Anyway, his eyes are al puffy and gross and stuff, so if I get home before he leaves for my mom's ferry pickup, I'm going to offer to pick mom up from the ferry. He just needs to rest, poor dude. At least he didn't go to work for the past 2 days. That's more of a shitty thing though; I hate staying home when I'm actually sick.
Freddy is here trying to mail stuff with the mail machine. Freddy's a really cool dude; he works for Snaps, the repro company that shares our building, and he's our janitor. He's awesome. Unfortunately, he's not very tech savvy, so it always comes down to him trying really hard to get the machine to work, and then asking reluctantly for our help. I know he wants to know how to do it by himself; after all, he's been using it longer than I have, but I just think there's a mental block. I kinda feel sorry for him.
And it's all figured out. What a nice guy.
Alright, time to close up shop. Time to go home and take care of this headache with a good old fashioned round of "Trying To Beat Portal."
Just another kinda funny comment though, last night, around 4:55, Bonny and I received an email from one of the architects here: "out of milk. thanks." was the subject and there was a blank main field. I love it how these people treat us here. At least they said thanks. Of course, I didn't see this email until this morning, so milk was obtained. Huzzah for those milk drinkers. That sounds really nasty after having to go away from the computer and coming back... reading that last sentence. Anyway.

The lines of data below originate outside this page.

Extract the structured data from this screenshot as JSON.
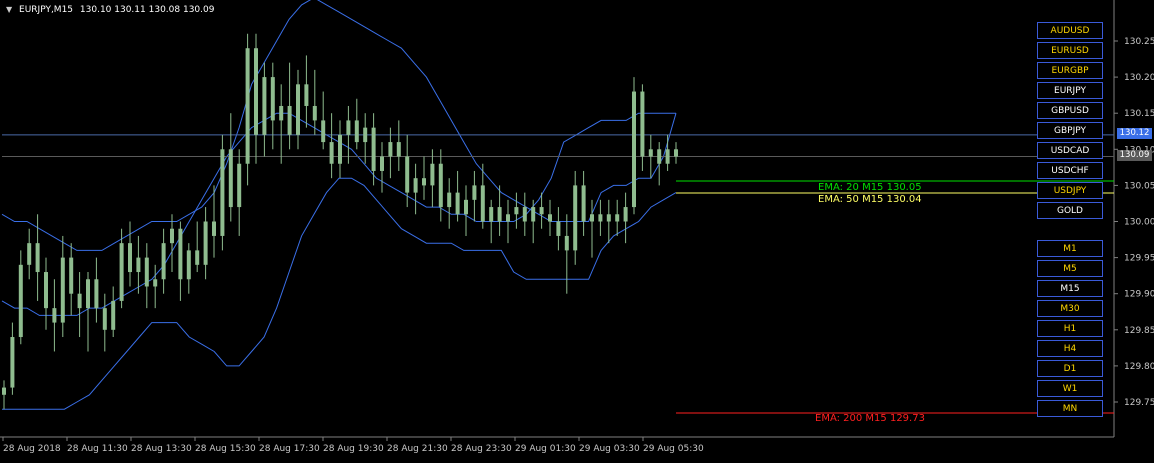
{
  "header": {
    "symbol": "EURJPY,M15",
    "ohlc": "130.10 130.11 130.08 130.09"
  },
  "colors": {
    "background": "#000000",
    "candle": "#8fbc8f",
    "bands": "#3a6fe8",
    "grid_line": "#4a6aa8",
    "ema20": "#00e000",
    "ema50": "#ffff66",
    "ema200": "#ff2020",
    "button_border": "#3a5ad8",
    "button_text_active": "#ffd700"
  },
  "price_axis": {
    "ticks": [
      "130.25",
      "130.20",
      "130.15",
      "130.10",
      "130.05",
      "130.00",
      "129.95",
      "129.90",
      "129.85",
      "129.80",
      "129.75"
    ],
    "current_tag": "130.09",
    "line_tag": "130.12",
    "tick_values": [
      130.25,
      130.2,
      130.15,
      130.1,
      130.05,
      130.0,
      129.95,
      129.9,
      129.85,
      129.8,
      129.75
    ]
  },
  "time_axis": {
    "ticks": [
      "28 Aug 2018",
      "28 Aug 11:30",
      "28 Aug 13:30",
      "28 Aug 15:30",
      "28 Aug 17:30",
      "28 Aug 19:30",
      "28 Aug 21:30",
      "28 Aug 23:30",
      "29 Aug 01:30",
      "29 Aug 03:30",
      "29 Aug 05:30"
    ]
  },
  "indicators": {
    "ema20": "EMA: 20  M15 130.05",
    "ema50": "EMA: 50  M15 130.04",
    "ema200": "EMA: 200  M15 129.73",
    "ema20_value": 130.055,
    "ema50_value": 130.038,
    "ema200_value": 129.73,
    "hline_value": 130.12
  },
  "symbols": [
    "AUDUSD",
    "EURUSD",
    "EURGBP",
    "EURJPY",
    "GBPUSD",
    "GBPJPY",
    "USDCAD",
    "USDCHF",
    "USDJPY",
    "GOLD"
  ],
  "timeframes": [
    "M1",
    "M5",
    "M15",
    "M30",
    "H1",
    "H4",
    "D1",
    "W1",
    "MN"
  ],
  "active_symbols": [
    "AUDUSD",
    "EURUSD",
    "EURGBP",
    "USDJPY"
  ],
  "active_timeframes": [
    "M1",
    "M5",
    "M30",
    "H1",
    "H4",
    "D1",
    "W1",
    "MN"
  ],
  "chart_data": {
    "type": "candlestick",
    "candles": [
      [
        129.76,
        129.78,
        129.74,
        129.77
      ],
      [
        129.77,
        129.86,
        129.76,
        129.84
      ],
      [
        129.84,
        129.96,
        129.83,
        129.94
      ],
      [
        129.94,
        129.99,
        129.92,
        129.97
      ],
      [
        129.97,
        130.01,
        129.89,
        129.93
      ],
      [
        129.93,
        129.95,
        129.85,
        129.88
      ],
      [
        129.88,
        129.92,
        129.82,
        129.86
      ],
      [
        129.86,
        129.98,
        129.84,
        129.95
      ],
      [
        129.95,
        129.97,
        129.87,
        129.9
      ],
      [
        129.9,
        129.93,
        129.84,
        129.88
      ],
      [
        129.88,
        129.93,
        129.82,
        129.92
      ],
      [
        129.92,
        129.95,
        129.86,
        129.88
      ],
      [
        129.88,
        129.9,
        129.82,
        129.85
      ],
      [
        129.85,
        129.91,
        129.84,
        129.89
      ],
      [
        129.89,
        129.99,
        129.88,
        129.97
      ],
      [
        129.97,
        130.0,
        129.91,
        129.93
      ],
      [
        129.93,
        129.98,
        129.9,
        129.95
      ],
      [
        129.95,
        129.97,
        129.88,
        129.91
      ],
      [
        129.91,
        129.94,
        129.88,
        129.92
      ],
      [
        129.92,
        129.99,
        129.9,
        129.97
      ],
      [
        129.97,
        130.01,
        129.93,
        129.99
      ],
      [
        129.99,
        130.0,
        129.89,
        129.92
      ],
      [
        129.92,
        129.97,
        129.9,
        129.96
      ],
      [
        129.96,
        130.0,
        129.93,
        129.94
      ],
      [
        129.94,
        130.02,
        129.92,
        130.0
      ],
      [
        130.0,
        130.05,
        129.95,
        129.98
      ],
      [
        129.98,
        130.12,
        129.96,
        130.1
      ],
      [
        130.1,
        130.15,
        130.0,
        130.02
      ],
      [
        130.02,
        130.1,
        129.98,
        130.08
      ],
      [
        130.08,
        130.26,
        130.05,
        130.24
      ],
      [
        130.24,
        130.26,
        130.08,
        130.12
      ],
      [
        130.12,
        130.22,
        130.09,
        130.2
      ],
      [
        130.2,
        130.22,
        130.1,
        130.14
      ],
      [
        130.14,
        130.19,
        130.08,
        130.16
      ],
      [
        130.16,
        130.22,
        130.1,
        130.12
      ],
      [
        130.12,
        130.21,
        130.1,
        130.19
      ],
      [
        130.19,
        130.23,
        130.13,
        130.16
      ],
      [
        130.16,
        130.21,
        130.12,
        130.14
      ],
      [
        130.14,
        130.18,
        130.1,
        130.11
      ],
      [
        130.11,
        130.15,
        130.06,
        130.08
      ],
      [
        130.08,
        130.14,
        130.06,
        130.12
      ],
      [
        130.12,
        130.16,
        130.08,
        130.14
      ],
      [
        130.14,
        130.17,
        130.1,
        130.11
      ],
      [
        130.11,
        130.15,
        130.08,
        130.13
      ],
      [
        130.13,
        130.15,
        130.05,
        130.07
      ],
      [
        130.07,
        130.11,
        130.04,
        130.09
      ],
      [
        130.09,
        130.13,
        130.06,
        130.11
      ],
      [
        130.11,
        130.14,
        130.07,
        130.09
      ],
      [
        130.09,
        130.12,
        130.02,
        130.04
      ],
      [
        130.04,
        130.08,
        130.01,
        130.06
      ],
      [
        130.06,
        130.09,
        130.03,
        130.05
      ],
      [
        130.05,
        130.1,
        130.02,
        130.08
      ],
      [
        130.08,
        130.1,
        130.0,
        130.02
      ],
      [
        130.02,
        130.06,
        129.99,
        130.04
      ],
      [
        130.04,
        130.07,
        130.0,
        130.01
      ],
      [
        130.01,
        130.05,
        129.98,
        130.03
      ],
      [
        130.03,
        130.07,
        130.0,
        130.05
      ],
      [
        130.05,
        130.08,
        129.99,
        130.0
      ],
      [
        130.0,
        130.03,
        129.97,
        130.02
      ],
      [
        130.02,
        130.05,
        129.98,
        130.0
      ],
      [
        130.0,
        130.03,
        129.97,
        130.01
      ],
      [
        130.01,
        130.04,
        129.99,
        130.02
      ],
      [
        130.02,
        130.04,
        129.98,
        130.0
      ],
      [
        130.0,
        130.03,
        129.97,
        130.02
      ],
      [
        130.02,
        130.04,
        129.99,
        130.01
      ],
      [
        130.01,
        130.03,
        129.98,
        130.0
      ],
      [
        130.0,
        130.02,
        129.96,
        129.98
      ],
      [
        129.98,
        130.01,
        129.9,
        129.96
      ],
      [
        129.96,
        130.07,
        129.94,
        130.05
      ],
      [
        130.05,
        130.07,
        129.98,
        130.0
      ],
      [
        130.0,
        130.03,
        129.95,
        130.01
      ],
      [
        130.01,
        130.03,
        129.98,
        130.0
      ],
      [
        130.0,
        130.03,
        129.97,
        130.01
      ],
      [
        130.01,
        130.03,
        129.98,
        130.0
      ],
      [
        130.0,
        130.04,
        129.97,
        130.02
      ],
      [
        130.02,
        130.2,
        130.01,
        130.18
      ],
      [
        130.18,
        130.19,
        130.07,
        130.09
      ],
      [
        130.09,
        130.12,
        130.06,
        130.1
      ],
      [
        130.1,
        130.11,
        130.05,
        130.08
      ],
      [
        130.08,
        130.12,
        130.07,
        130.1
      ],
      [
        130.1,
        130.11,
        130.08,
        130.09
      ]
    ],
    "upper_band": [
      130.01,
      130.0,
      130.0,
      129.99,
      129.98,
      129.97,
      129.96,
      129.96,
      129.96,
      129.97,
      129.98,
      129.99,
      130.0,
      130.0,
      130.0,
      130.01,
      130.02,
      130.04,
      130.08,
      130.13,
      130.19,
      130.22,
      130.25,
      130.28,
      130.3,
      130.31,
      130.3,
      130.29,
      130.28,
      130.27,
      130.26,
      130.25,
      130.24,
      130.22,
      130.2,
      130.17,
      130.14,
      130.11,
      130.08,
      130.06,
      130.04,
      130.03,
      130.02,
      130.01,
      130.0,
      130.0,
      130.0,
      130.0,
      130.04,
      130.05,
      130.05,
      130.06,
      130.06,
      130.09,
      130.15
    ],
    "middle_band": [
      129.89,
      129.88,
      129.88,
      129.87,
      129.87,
      129.87,
      129.87,
      129.88,
      129.88,
      129.89,
      129.9,
      129.91,
      129.92,
      129.94,
      129.97,
      130.0,
      130.03,
      130.06,
      130.09,
      130.11,
      130.13,
      130.14,
      130.15,
      130.15,
      130.14,
      130.13,
      130.12,
      130.11,
      130.1,
      130.08,
      130.06,
      130.05,
      130.04,
      130.03,
      130.02,
      130.02,
      130.01,
      130.01,
      130.0,
      130.0,
      130.0,
      130.0,
      130.01,
      130.03,
      130.06,
      130.11,
      130.12,
      130.13,
      130.14,
      130.14,
      130.14,
      130.15,
      130.15,
      130.15,
      130.15
    ],
    "lower_band": [
      129.74,
      129.74,
      129.74,
      129.74,
      129.74,
      129.74,
      129.75,
      129.76,
      129.78,
      129.8,
      129.82,
      129.84,
      129.86,
      129.86,
      129.86,
      129.84,
      129.83,
      129.82,
      129.8,
      129.8,
      129.82,
      129.84,
      129.88,
      129.93,
      129.98,
      130.01,
      130.04,
      130.06,
      130.06,
      130.05,
      130.03,
      130.01,
      129.99,
      129.98,
      129.97,
      129.97,
      129.97,
      129.96,
      129.96,
      129.96,
      129.96,
      129.93,
      129.92,
      129.92,
      129.92,
      129.92,
      129.92,
      129.92,
      129.96,
      129.98,
      129.99,
      130.0,
      130.02,
      130.03,
      130.04
    ]
  }
}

I do want to say, though, that when it rains shit, it pours, and when it rains gossimer wonders, it pours. I'm now doing a LOT of theatre work, and now I have so many lines to learn. It's really stupid how much I should stop fucking around on the internet at night and just work on those goddamn lines. I should really even do some at lunch, meaning I need to cut my walks a little short. Give up exercise for homework? Not the first time. Just wish I had an exercise bike or elliptical machine so I can study like I did in college. By rocking out. Hardcore. Or taking a shorter walk and working on my lines in the car. I should work on them an hour a day or more. I think an hour is where I start to get frustrated though... so maybe an hour of lines and an hour of Portal.
Oh right, I have lunch with gramps today. Balls. No walk OR lines. Guess I'll do some tonight. I better do some tonight. That means portal too maybe... although that fucking last boss keeps killing me. That's what unlimited lives are for! Yay!